Il bike-sharing, per funzionare, deve poter contare su una stazione ogni trecento metri in un’area urbana il più grande possibile


Le biciclette devono avere una struttura antivandalo


Bici, colonnine, loghi e stazioni devono avere un design caratteristico; catene e lucchetti devono essere integrati nella bicicletta stessa


Il nome del servizio deve essere accattivante e memorizzabile


L’abbonamento deve essere sottoscrivibile online o direttamente alla stazione sulla colonnina elettronica; non deve essere necessario intervento ‘umano’
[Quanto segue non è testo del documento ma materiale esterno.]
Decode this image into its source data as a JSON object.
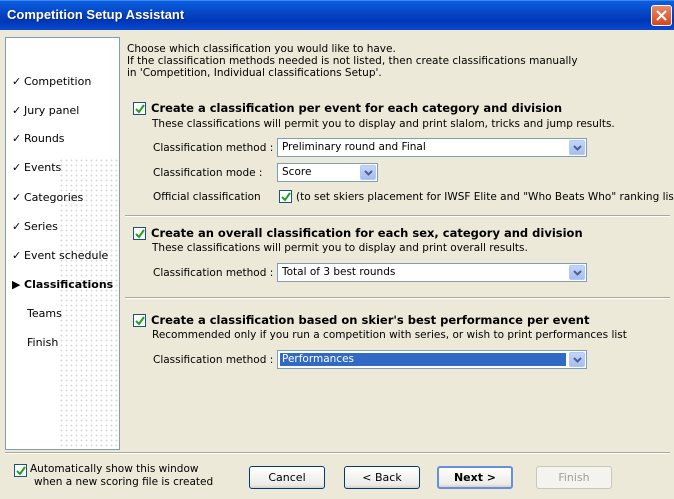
{
  "window": {
    "title": "Competition Setup Assistant"
  },
  "steps": [
    {
      "label": "Competition",
      "done": true
    },
    {
      "label": "Jury panel",
      "done": true
    },
    {
      "label": "Rounds",
      "done": true
    },
    {
      "label": "Events",
      "done": true
    },
    {
      "label": "Categories",
      "done": true
    },
    {
      "label": "Series",
      "done": true
    },
    {
      "label": "Event schedule",
      "done": true
    },
    {
      "label": "Classifications",
      "current": true
    },
    {
      "label": "Teams"
    },
    {
      "label": "Finish"
    }
  ],
  "intro": {
    "line1": "Choose which classification you would like to have.",
    "line2": "If the classification methods needed is not listed, then create classifications manually",
    "line3": "in 'Competition, Individual classifications Setup'."
  },
  "section1": {
    "checked": true,
    "title": "Create a classification per event for each category and division",
    "desc": "These classifications will permit you to display and print slalom, tricks and jump results.",
    "method_label": "Classification method :",
    "method_value": "Preliminary round and Final",
    "mode_label": "Classification mode :",
    "mode_value": "Score",
    "official_label": "Official classification",
    "official_checked": true,
    "official_desc": "(to set skiers placement for IWSF Elite and \"Who Beats Who\" ranking lists)"
  },
  "section2": {
    "checked": true,
    "title": "Create an overall classification for each sex, category and division",
    "desc": "These classifications will permit you to display and print overall results.",
    "method_label": "Classification method :",
    "method_value": "Total of 3 best rounds"
  },
  "section3": {
    "checked": true,
    "title": "Create a classification based on skier's best performance per event",
    "desc": "Recommended only if you run a competition with series, or wish to print performances list",
    "method_label": "Classification method :",
    "method_value": "Performances"
  },
  "footer": {
    "autoshow_checked": true,
    "autoshow_line1": "Automatically show this window",
    "autoshow_line2": "when a new scoring file is created",
    "cancel_label": "Cancel",
    "back_label": "< Back",
    "next_label": "Next >",
    "finish_label": "Finish"
  },
  "colors": {
    "titlebar": "#0a4ad0",
    "selection": "#316ac5",
    "dialog_bg": "#ece9d8"
  }
}
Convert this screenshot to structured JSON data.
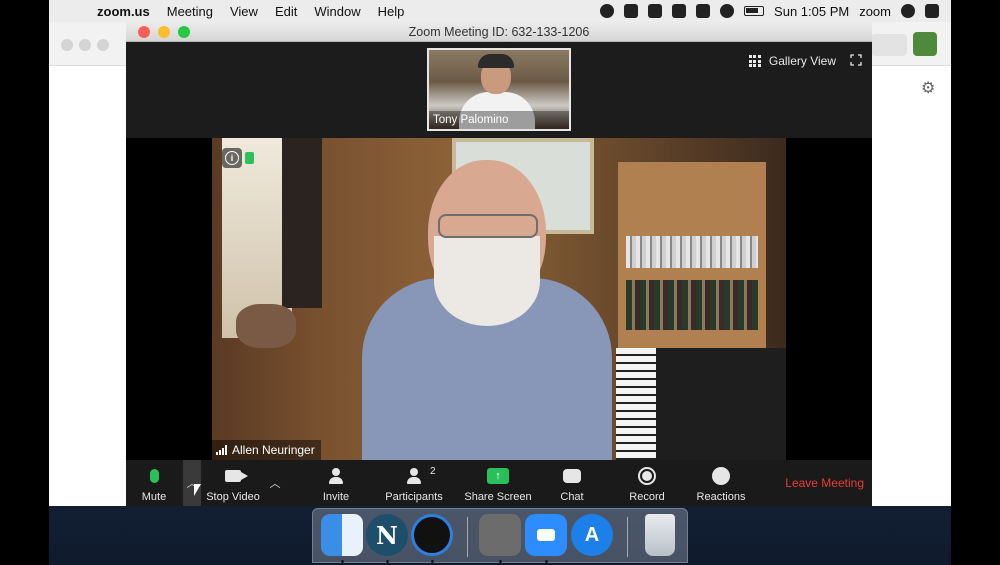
{
  "menubar": {
    "app_name": "zoom.us",
    "items": [
      "Meeting",
      "View",
      "Edit",
      "Window",
      "Help"
    ],
    "clock": "Sun 1:05 PM",
    "right_app": "zoom"
  },
  "zoom_window": {
    "title": "Zoom Meeting ID: 632-133-1206",
    "gallery_view_label": "Gallery View",
    "thumbnail_name": "Tony Palomino",
    "active_speaker_name": "Allen Neuringer"
  },
  "controls": {
    "mute": "Mute",
    "stop_video": "Stop Video",
    "invite": "Invite",
    "participants": "Participants",
    "participants_count": "2",
    "share_screen": "Share Screen",
    "chat": "Chat",
    "record": "Record",
    "reactions": "Reactions",
    "leave": "Leave Meeting"
  },
  "colors": {
    "mic_active": "#29c05a",
    "share_green": "#29c05a",
    "leave_red": "#ec3b33",
    "toolbar_bg": "#1a1a1a"
  },
  "dock": {
    "icons": [
      "finder-icon",
      "netscape-icon",
      "quicktime-icon",
      "system-preferences-icon",
      "zoom-app-icon",
      "app-store-icon",
      "trash-icon"
    ]
  }
}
La colonnina elettronica –che deve essere presente in ogni stazione- deve avere il ruolo di centro servizio per segnalare malfunzionamenti, effettuare la diagnostica delle bici, consultare –in caso di stazione piena- le stazioni libere più vicine


Il servizio deve essere aperto a tutti, residenti e turisti. Dai 14 anni in su. Basta possedere una carta di credito


Il bike-sharing non ha senso se ha limiti di orario. Il servizio deve funzionare 24 ore al giorno 365 giorni all’anno


La prima mezz’ora deve essere gratuita, le successive mezz’ore con prezzi a salire


Il costo corretto per un abbonamento annuo è attorno ai 40€; gratis per gli abbonati Atac; 15€ per gli studenti


Per gli abbonati Atac, l’abbonamento al bike-sharing deve poter essere utilizzabile con il bip&go della tessera Atac senza ulteriori tessere


Deve essere perseguita al massimo l’integrazione tra bike-sharing e trasporto pubblico locale. Vi devono essere stazioni di bike-sharing a fianco di ogni stazione della metropolitana, del tram, dei capolina dei bus, dei posteggi...

giovedì 18 settembre 2008

Sabato 20 Settembre. Colosseo ore 17. Facciamolo con il bike-sharing!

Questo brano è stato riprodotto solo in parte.